Three students received honorable mention: Jenny Gao, a junior at Aviation High School in Des Moines, Washington for her essay on U.S. Senator Patty Murray; Sietse Goffard, a senior at the American School of Paris in Saint-Cloud, France for his essay on U.S. Congressman Raul Grijalva; and Anupa Murali, a junior at Bishop Brady High School in Concord, New Hampshire for her essay on former U.S. Senator Russell Feingold.

The John F. Kennedy Profile in Courage Award is presented annually to public servants who have made courageous decisions of conscience without regard for the personal or professional consequences.
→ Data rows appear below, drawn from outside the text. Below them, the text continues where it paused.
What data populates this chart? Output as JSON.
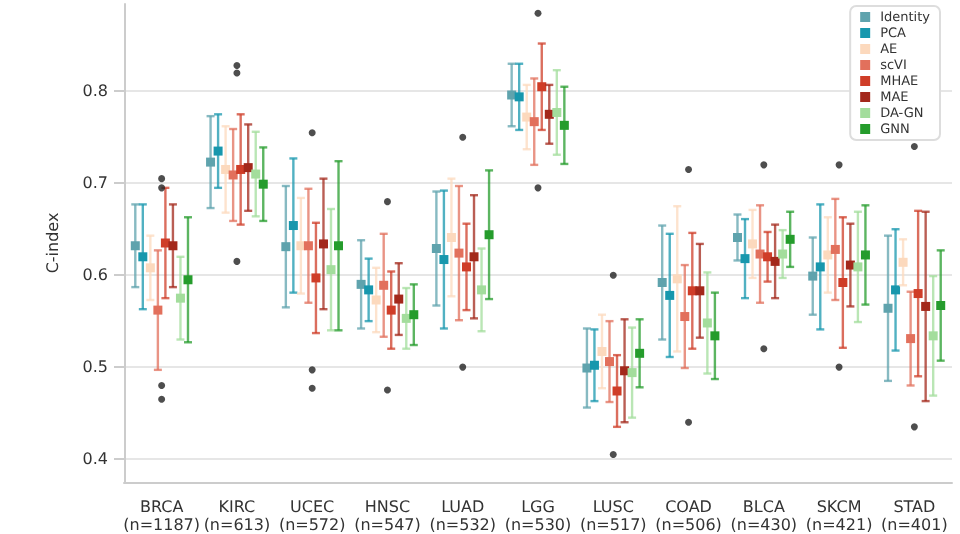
{
  "chart_data": {
    "type": "scatter",
    "ylabel": "C-index",
    "categories": [
      "BRCA\n(n=1187)",
      "KIRC\n(n=613)",
      "UCEC\n(n=572)",
      "HNSC\n(n=547)",
      "LUAD\n(n=532)",
      "LGG\n(n=530)",
      "LUSC\n(n=517)",
      "COAD\n(n=506)",
      "BLCA\n(n=430)",
      "SKCM\n(n=421)",
      "STAD\n(n=401)"
    ],
    "ylim": [
      0.375,
      0.895
    ],
    "yticks": [
      0.4,
      0.5,
      0.6,
      0.7,
      0.8
    ],
    "grid": "y",
    "legend": "top right",
    "marker": "square",
    "series": [
      {
        "name": "Identity",
        "color": "#5fa3ad",
        "values": [
          0.632,
          0.723,
          0.631,
          0.59,
          0.629,
          0.796,
          0.499,
          0.592,
          0.641,
          0.599,
          0.564
        ],
        "errors": [
          0.045,
          0.05,
          0.066,
          0.048,
          0.062,
          0.034,
          0.043,
          0.062,
          0.025,
          0.042,
          0.079
        ]
      },
      {
        "name": "PCA",
        "color": "#1797ad",
        "values": [
          0.62,
          0.735,
          0.654,
          0.584,
          0.617,
          0.794,
          0.502,
          0.578,
          0.618,
          0.609,
          0.584
        ],
        "errors": [
          0.057,
          0.04,
          0.073,
          0.034,
          0.075,
          0.036,
          0.039,
          0.067,
          0.043,
          0.068,
          0.066
        ]
      },
      {
        "name": "AE",
        "color": "#fcd9bd",
        "values": [
          0.608,
          0.715,
          0.632,
          0.573,
          0.641,
          0.772,
          0.517,
          0.596,
          0.634,
          0.622,
          0.614
        ],
        "errors": [
          0.035,
          0.047,
          0.052,
          0.035,
          0.064,
          0.035,
          0.04,
          0.079,
          0.037,
          0.041,
          0.025
        ]
      },
      {
        "name": "scVI",
        "color": "#e2705c",
        "values": [
          0.562,
          0.709,
          0.632,
          0.589,
          0.624,
          0.767,
          0.506,
          0.555,
          0.623,
          0.628,
          0.531
        ],
        "errors": [
          0.065,
          0.05,
          0.062,
          0.056,
          0.073,
          0.047,
          0.044,
          0.056,
          0.053,
          0.055,
          0.051
        ]
      },
      {
        "name": "MHAE",
        "color": "#cf3d28",
        "values": [
          0.635,
          0.715,
          0.597,
          0.562,
          0.609,
          0.805,
          0.474,
          0.583,
          0.62,
          0.592,
          0.58
        ],
        "errors": [
          0.06,
          0.06,
          0.06,
          0.042,
          0.047,
          0.047,
          0.039,
          0.063,
          0.027,
          0.071,
          0.09
        ]
      },
      {
        "name": "MAE",
        "color": "#a3281b",
        "values": [
          0.632,
          0.717,
          0.634,
          0.574,
          0.62,
          0.775,
          0.496,
          0.583,
          0.615,
          0.611,
          0.566
        ],
        "errors": [
          0.045,
          0.047,
          0.071,
          0.039,
          0.067,
          0.032,
          0.056,
          0.051,
          0.04,
          0.045,
          0.103
        ]
      },
      {
        "name": "DA-GN",
        "color": "#a3dd9c",
        "values": [
          0.575,
          0.71,
          0.606,
          0.553,
          0.584,
          0.777,
          0.494,
          0.548,
          0.623,
          0.609,
          0.534
        ],
        "errors": [
          0.045,
          0.046,
          0.066,
          0.033,
          0.045,
          0.046,
          0.049,
          0.055,
          0.026,
          0.06,
          0.065
        ]
      },
      {
        "name": "GNN",
        "color": "#259c2c",
        "values": [
          0.595,
          0.699,
          0.632,
          0.557,
          0.644,
          0.763,
          0.515,
          0.534,
          0.639,
          0.622,
          0.567
        ],
        "errors": [
          0.068,
          0.04,
          0.092,
          0.033,
          0.07,
          0.042,
          0.037,
          0.047,
          0.03,
          0.054,
          0.06
        ]
      },
      {
        "type": "scatter",
        "marker": "circle",
        "color": "#222222",
        "x": [
          "BRCA\n(n=1187)",
          "BRCA\n(n=1187)",
          "BRCA\n(n=1187)",
          "BRCA\n(n=1187)",
          "KIRC\n(n=613)",
          "KIRC\n(n=613)",
          "KIRC\n(n=613)",
          "UCEC\n(n=572)",
          "UCEC\n(n=572)",
          "UCEC\n(n=572)",
          "HNSC\n(n=547)",
          "HNSC\n(n=547)",
          "LUAD\n(n=532)",
          "LUAD\n(n=532)",
          "LGG\n(n=530)",
          "LGG\n(n=530)",
          "LUSC\n(n=517)",
          "LUSC\n(n=517)",
          "COAD\n(n=506)",
          "COAD\n(n=506)",
          "BLCA\n(n=430)",
          "BLCA\n(n=430)",
          "SKCM\n(n=421)",
          "SKCM\n(n=421)",
          "STAD\n(n=401)",
          "STAD\n(n=401)"
        ],
        "values": [
          0.705,
          0.695,
          0.48,
          0.465,
          0.828,
          0.82,
          0.615,
          0.755,
          0.497,
          0.477,
          0.68,
          0.475,
          0.75,
          0.5,
          0.885,
          0.695,
          0.6,
          0.405,
          0.715,
          0.44,
          0.72,
          0.52,
          0.72,
          0.5,
          0.74,
          0.435
        ]
      }
    ]
  }
}
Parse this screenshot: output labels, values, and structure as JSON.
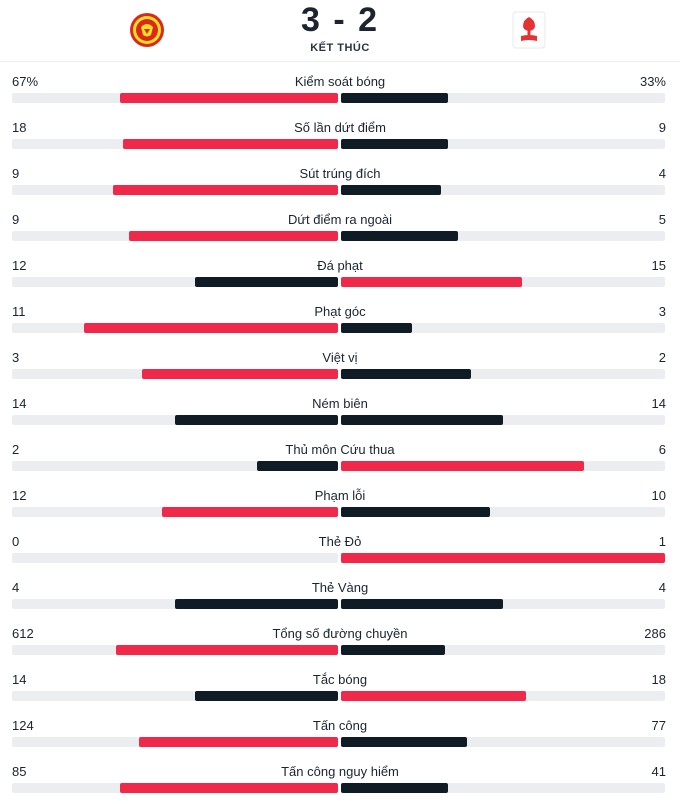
{
  "match": {
    "score": "3 - 2",
    "status": "KẾT THÚC",
    "home_crest": "manchester-united-crest",
    "away_crest": "nottingham-forest-crest"
  },
  "colors": {
    "red": "#f0284a",
    "dark": "#0f1c26",
    "track": "#ebedf0"
  },
  "stats": [
    {
      "label": "Kiểm soát bóng",
      "home": "67%",
      "away": "33%",
      "home_frac": 0.67,
      "away_frac": 0.33,
      "home_color": "red",
      "away_color": "dark"
    },
    {
      "label": "Số lần dứt điểm",
      "home": "18",
      "away": "9",
      "home_frac": 0.66,
      "away_frac": 0.33,
      "home_color": "red",
      "away_color": "dark"
    },
    {
      "label": "Sút trúng đích",
      "home": "9",
      "away": "4",
      "home_frac": 0.69,
      "away_frac": 0.31,
      "home_color": "red",
      "away_color": "dark"
    },
    {
      "label": "Dứt điểm ra ngoài",
      "home": "9",
      "away": "5",
      "home_frac": 0.64,
      "away_frac": 0.36,
      "home_color": "red",
      "away_color": "dark"
    },
    {
      "label": "Đá phạt",
      "home": "12",
      "away": "15",
      "home_frac": 0.44,
      "away_frac": 0.56,
      "home_color": "dark",
      "away_color": "red"
    },
    {
      "label": "Phạt góc",
      "home": "11",
      "away": "3",
      "home_frac": 0.78,
      "away_frac": 0.22,
      "home_color": "red",
      "away_color": "dark"
    },
    {
      "label": "Việt vị",
      "home": "3",
      "away": "2",
      "home_frac": 0.6,
      "away_frac": 0.4,
      "home_color": "red",
      "away_color": "dark"
    },
    {
      "label": "Ném biên",
      "home": "14",
      "away": "14",
      "home_frac": 0.5,
      "away_frac": 0.5,
      "home_color": "dark",
      "away_color": "dark"
    },
    {
      "label": "Thủ môn Cứu thua",
      "home": "2",
      "away": "6",
      "home_frac": 0.25,
      "away_frac": 0.75,
      "home_color": "dark",
      "away_color": "red"
    },
    {
      "label": "Phạm lỗi",
      "home": "12",
      "away": "10",
      "home_frac": 0.54,
      "away_frac": 0.46,
      "home_color": "red",
      "away_color": "dark"
    },
    {
      "label": "Thẻ Đỏ",
      "home": "0",
      "away": "1",
      "home_frac": 0.0,
      "away_frac": 1.0,
      "home_color": "dark",
      "away_color": "red"
    },
    {
      "label": "Thẻ Vàng",
      "home": "4",
      "away": "4",
      "home_frac": 0.5,
      "away_frac": 0.5,
      "home_color": "dark",
      "away_color": "dark"
    },
    {
      "label": "Tổng số đường chuyền",
      "home": "612",
      "away": "286",
      "home_frac": 0.68,
      "away_frac": 0.32,
      "home_color": "red",
      "away_color": "dark"
    },
    {
      "label": "Tắc bóng",
      "home": "14",
      "away": "18",
      "home_frac": 0.44,
      "away_frac": 0.57,
      "home_color": "dark",
      "away_color": "red"
    },
    {
      "label": "Tấn công",
      "home": "124",
      "away": "77",
      "home_frac": 0.61,
      "away_frac": 0.39,
      "home_color": "red",
      "away_color": "dark"
    },
    {
      "label": "Tấn công nguy hiểm",
      "home": "85",
      "away": "41",
      "home_frac": 0.67,
      "away_frac": 0.33,
      "home_color": "red",
      "away_color": "dark"
    }
  ]
}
The John F. Kennedy Library Foundation created the Profile in Courage Award in 1989 to honor President Kennedy’s commitment and contribution to public service. It is presented in May in celebration of President Kennedy’s May 29th birthday. Described by one recipient as the Nobel in Government, the Profile in Courage Award is represented by a sterling-silver lantern symbolizing a beacon of hope. The lantern was designed by Edwin Schlossberg and crafted by Tiffany & Co.
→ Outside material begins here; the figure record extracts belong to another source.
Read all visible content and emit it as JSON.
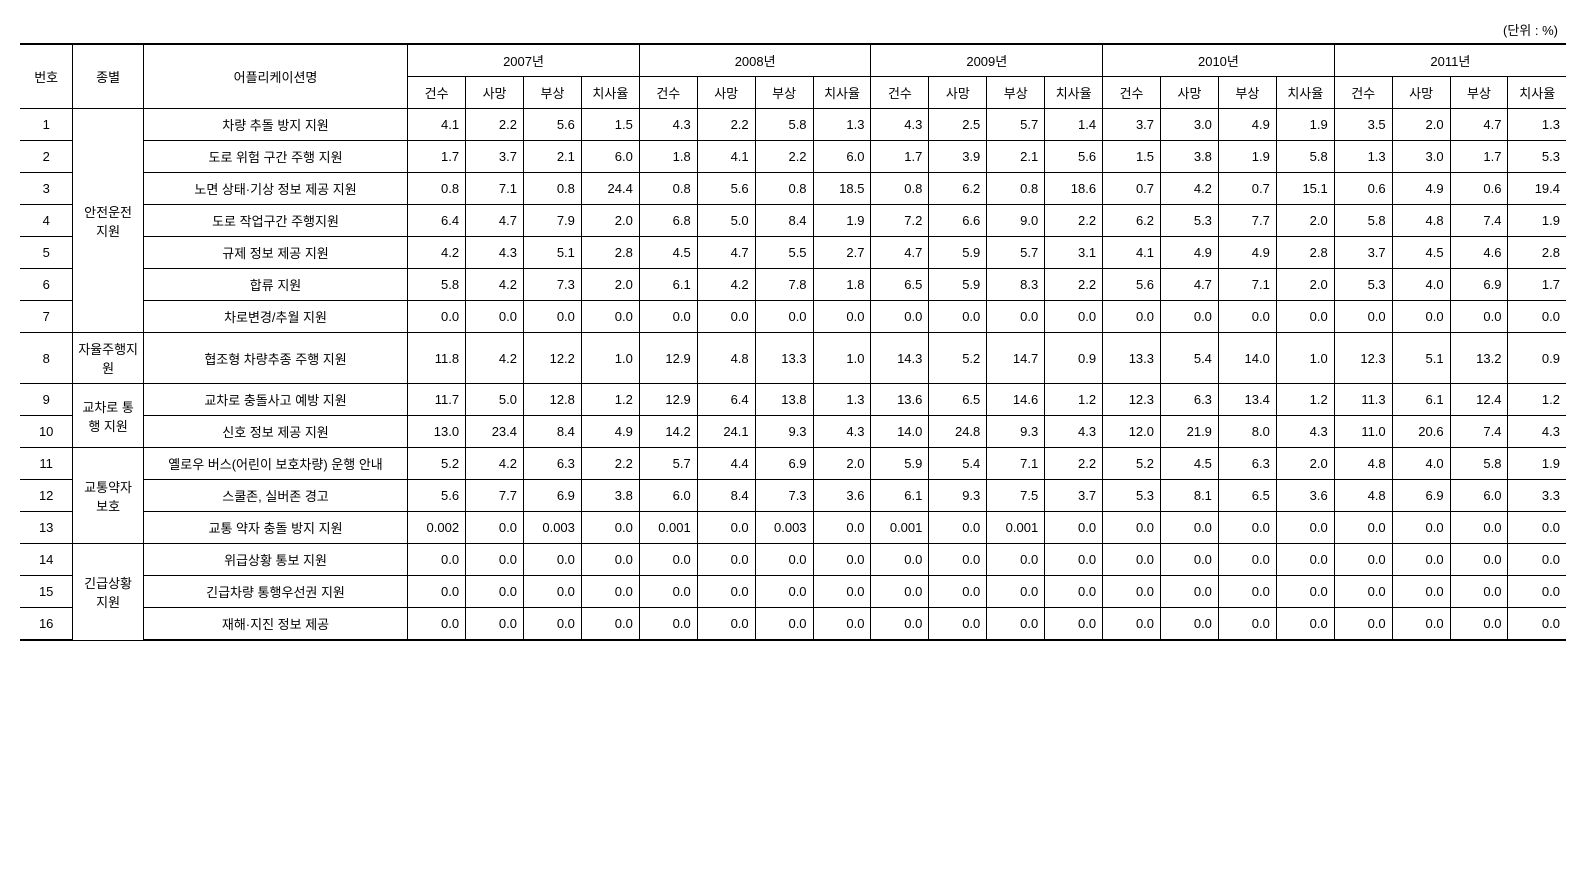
{
  "unit_label": "(단위 : %)",
  "header": {
    "num": "번호",
    "category": "종별",
    "app": "어플리케이션명",
    "years": [
      "2007년",
      "2008년",
      "2009년",
      "2010년",
      "2011년"
    ],
    "metrics": [
      "건수",
      "사망",
      "부상",
      "치사율"
    ]
  },
  "categories": [
    {
      "label": "안전운전 지원",
      "rows": [
        0,
        1,
        2,
        3,
        4,
        5,
        6
      ]
    },
    {
      "label": "자율주행지원",
      "rows": [
        7
      ]
    },
    {
      "label": "교차로 통행 지원",
      "rows": [
        8,
        9
      ]
    },
    {
      "label": "교통약자 보호",
      "rows": [
        10,
        11,
        12
      ]
    },
    {
      "label": "긴급상황 지원",
      "rows": [
        13,
        14,
        15
      ]
    }
  ],
  "rows": [
    {
      "num": "1",
      "app": "차량 추돌 방지 지원",
      "data": [
        "4.1",
        "2.2",
        "5.6",
        "1.5",
        "4.3",
        "2.2",
        "5.8",
        "1.3",
        "4.3",
        "2.5",
        "5.7",
        "1.4",
        "3.7",
        "3.0",
        "4.9",
        "1.9",
        "3.5",
        "2.0",
        "4.7",
        "1.3"
      ]
    },
    {
      "num": "2",
      "app": "도로 위험 구간 주행 지원",
      "data": [
        "1.7",
        "3.7",
        "2.1",
        "6.0",
        "1.8",
        "4.1",
        "2.2",
        "6.0",
        "1.7",
        "3.9",
        "2.1",
        "5.6",
        "1.5",
        "3.8",
        "1.9",
        "5.8",
        "1.3",
        "3.0",
        "1.7",
        "5.3"
      ]
    },
    {
      "num": "3",
      "app": "노면 상태·기상 정보 제공 지원",
      "data": [
        "0.8",
        "7.1",
        "0.8",
        "24.4",
        "0.8",
        "5.6",
        "0.8",
        "18.5",
        "0.8",
        "6.2",
        "0.8",
        "18.6",
        "0.7",
        "4.2",
        "0.7",
        "15.1",
        "0.6",
        "4.9",
        "0.6",
        "19.4"
      ]
    },
    {
      "num": "4",
      "app": "도로 작업구간 주행지원",
      "data": [
        "6.4",
        "4.7",
        "7.9",
        "2.0",
        "6.8",
        "5.0",
        "8.4",
        "1.9",
        "7.2",
        "6.6",
        "9.0",
        "2.2",
        "6.2",
        "5.3",
        "7.7",
        "2.0",
        "5.8",
        "4.8",
        "7.4",
        "1.9"
      ]
    },
    {
      "num": "5",
      "app": "규제 정보 제공 지원",
      "data": [
        "4.2",
        "4.3",
        "5.1",
        "2.8",
        "4.5",
        "4.7",
        "5.5",
        "2.7",
        "4.7",
        "5.9",
        "5.7",
        "3.1",
        "4.1",
        "4.9",
        "4.9",
        "2.8",
        "3.7",
        "4.5",
        "4.6",
        "2.8"
      ]
    },
    {
      "num": "6",
      "app": "합류 지원",
      "data": [
        "5.8",
        "4.2",
        "7.3",
        "2.0",
        "6.1",
        "4.2",
        "7.8",
        "1.8",
        "6.5",
        "5.9",
        "8.3",
        "2.2",
        "5.6",
        "4.7",
        "7.1",
        "2.0",
        "5.3",
        "4.0",
        "6.9",
        "1.7"
      ]
    },
    {
      "num": "7",
      "app": "차로변경/추월 지원",
      "data": [
        "0.0",
        "0.0",
        "0.0",
        "0.0",
        "0.0",
        "0.0",
        "0.0",
        "0.0",
        "0.0",
        "0.0",
        "0.0",
        "0.0",
        "0.0",
        "0.0",
        "0.0",
        "0.0",
        "0.0",
        "0.0",
        "0.0",
        "0.0"
      ]
    },
    {
      "num": "8",
      "app": "협조형 차량추종 주행 지원",
      "data": [
        "11.8",
        "4.2",
        "12.2",
        "1.0",
        "12.9",
        "4.8",
        "13.3",
        "1.0",
        "14.3",
        "5.2",
        "14.7",
        "0.9",
        "13.3",
        "5.4",
        "14.0",
        "1.0",
        "12.3",
        "5.1",
        "13.2",
        "0.9"
      ]
    },
    {
      "num": "9",
      "app": "교차로 충돌사고 예방 지원",
      "data": [
        "11.7",
        "5.0",
        "12.8",
        "1.2",
        "12.9",
        "6.4",
        "13.8",
        "1.3",
        "13.6",
        "6.5",
        "14.6",
        "1.2",
        "12.3",
        "6.3",
        "13.4",
        "1.2",
        "11.3",
        "6.1",
        "12.4",
        "1.2"
      ]
    },
    {
      "num": "10",
      "app": "신호 정보 제공 지원",
      "data": [
        "13.0",
        "23.4",
        "8.4",
        "4.9",
        "14.2",
        "24.1",
        "9.3",
        "4.3",
        "14.0",
        "24.8",
        "9.3",
        "4.3",
        "12.0",
        "21.9",
        "8.0",
        "4.3",
        "11.0",
        "20.6",
        "7.4",
        "4.3"
      ]
    },
    {
      "num": "11",
      "app": "옐로우 버스(어린이 보호차량) 운행 안내",
      "data": [
        "5.2",
        "4.2",
        "6.3",
        "2.2",
        "5.7",
        "4.4",
        "6.9",
        "2.0",
        "5.9",
        "5.4",
        "7.1",
        "2.2",
        "5.2",
        "4.5",
        "6.3",
        "2.0",
        "4.8",
        "4.0",
        "5.8",
        "1.9"
      ]
    },
    {
      "num": "12",
      "app": "스쿨존, 실버존 경고",
      "data": [
        "5.6",
        "7.7",
        "6.9",
        "3.8",
        "6.0",
        "8.4",
        "7.3",
        "3.6",
        "6.1",
        "9.3",
        "7.5",
        "3.7",
        "5.3",
        "8.1",
        "6.5",
        "3.6",
        "4.8",
        "6.9",
        "6.0",
        "3.3"
      ]
    },
    {
      "num": "13",
      "app": "교통 약자 충돌 방지 지원",
      "data": [
        "0.002",
        "0.0",
        "0.003",
        "0.0",
        "0.001",
        "0.0",
        "0.003",
        "0.0",
        "0.001",
        "0.0",
        "0.001",
        "0.0",
        "0.0",
        "0.0",
        "0.0",
        "0.0",
        "0.0",
        "0.0",
        "0.0",
        "0.0"
      ]
    },
    {
      "num": "14",
      "app": "위급상황 통보 지원",
      "data": [
        "0.0",
        "0.0",
        "0.0",
        "0.0",
        "0.0",
        "0.0",
        "0.0",
        "0.0",
        "0.0",
        "0.0",
        "0.0",
        "0.0",
        "0.0",
        "0.0",
        "0.0",
        "0.0",
        "0.0",
        "0.0",
        "0.0",
        "0.0"
      ]
    },
    {
      "num": "15",
      "app": "긴급차량 통행우선권 지원",
      "data": [
        "0.0",
        "0.0",
        "0.0",
        "0.0",
        "0.0",
        "0.0",
        "0.0",
        "0.0",
        "0.0",
        "0.0",
        "0.0",
        "0.0",
        "0.0",
        "0.0",
        "0.0",
        "0.0",
        "0.0",
        "0.0",
        "0.0",
        "0.0"
      ]
    },
    {
      "num": "16",
      "app": "재해·지진 정보 제공",
      "data": [
        "0.0",
        "0.0",
        "0.0",
        "0.0",
        "0.0",
        "0.0",
        "0.0",
        "0.0",
        "0.0",
        "0.0",
        "0.0",
        "0.0",
        "0.0",
        "0.0",
        "0.0",
        "0.0",
        "0.0",
        "0.0",
        "0.0",
        "0.0"
      ]
    }
  ]
}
The winning essay by was chosen by a distinguished bipartisan committee of national, political, and community leaders. Albert R. Hunt, executive Washington editor of Bloomberg News, chairs the 15-member Profile in Courage Award Committee. Committee members are U.S. Senator Thad Cochran (R-Mississippi); U.S. Congresswoman Donna F. Edwards (D-Maryland); Kenneth R. Feinberg, Chairman of the board of directors of the John F. Kennedy Library Foundation; U.S. Senator Lindsey O. Graham (R-South Carolina); Antonia Hernandez, president and chief executive officer of the California Community Foundation; Elaine Jones, Director-Counsel Emeritus, NAACP Legal Defense and Education Fund; Caroline Kennedy, president of the John F. Kennedy Library Foundation; Paul G. Kirk, Jr., former U.S. Senator (D-Massachusetts) and Chairman Emeritus of the board of directors of the John F. Kennedy Library Foundation; Martha Minow, Dean and Jeremiah Smith, Jr. Professor of Law at Harvard Law School; Shari Redstone, President, National Amusements, Inc; John Seigenthaler, founder of the Freedom Forum First Amendment Center at Vanderbilt University; David M. Shribman, executive editor of the Pittsburgh Post-Gazette; U.S. Senator Olympia Snowe (R-Maine); and Patricia M. Wald, former judge of the International Criminal Tribunal for the former Yugoslavia. Tom McNaught, executive director of the Kennedy Library Foundation, staffs the Committee.
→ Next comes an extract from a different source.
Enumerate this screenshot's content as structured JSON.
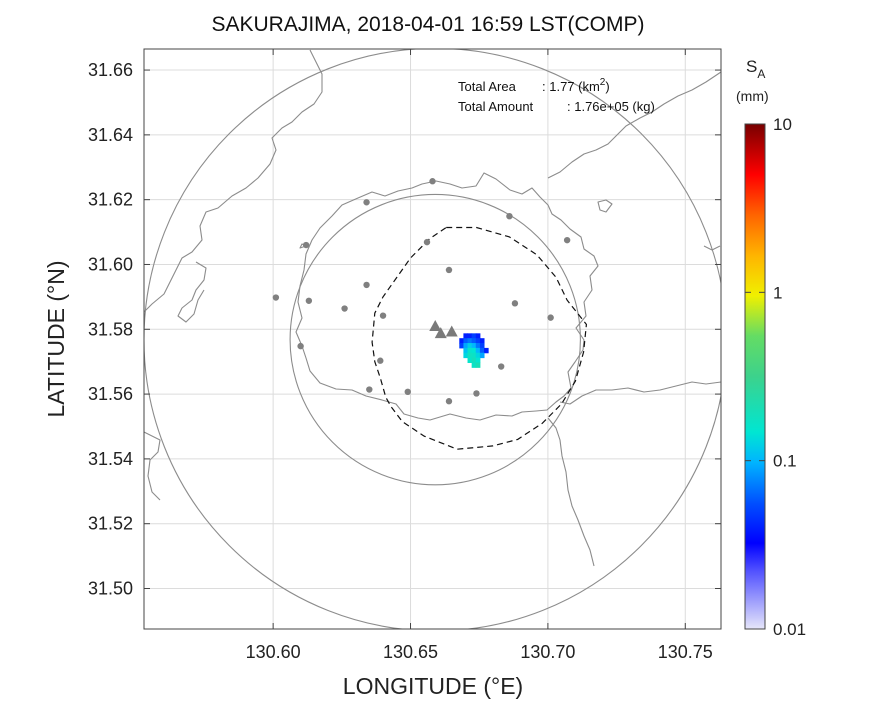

This is the second year of support by John Hancock Financial, a unit of Manulife Financial Corporation (MFC), a leading Canadian-based financial services group serving millions of customers in 22 countries and territories worldwide. Operating as Manulife Financial in Canada and Asia, and primarily through John Hancock in the United States, the Company offers clients a diverse range of financial protection products and wealth management services through its extensive network of employees, agents and distribution partners. John Hancock Freedom 529 is a national Section 529 college savings plan offered by the Education Trust of Alaska, managed by T. Rowe Price, and distributed by John Hancock Distributors LLC through broker/dealers that have a selling agreement with John Hancock Distributors LLC. The plan offers a multi-managed approach, allowing investors to work with their financial consultants to pursue a strategy to maximize their investment opportunities while managing risk.

The John F. Kennedy Presidential Library and Museum is a presidential library administered by the National Archives and Records Administration and supported, in part, by the Kennedy Library Foundation, a non-profit organization. The Kennedy Presidential Library and Museum and the Kennedy Library Foundation seek to promote, through educational and community programs, a greater appreciation and understanding of American politics, history, and culture, the process of governing and the importance of public service.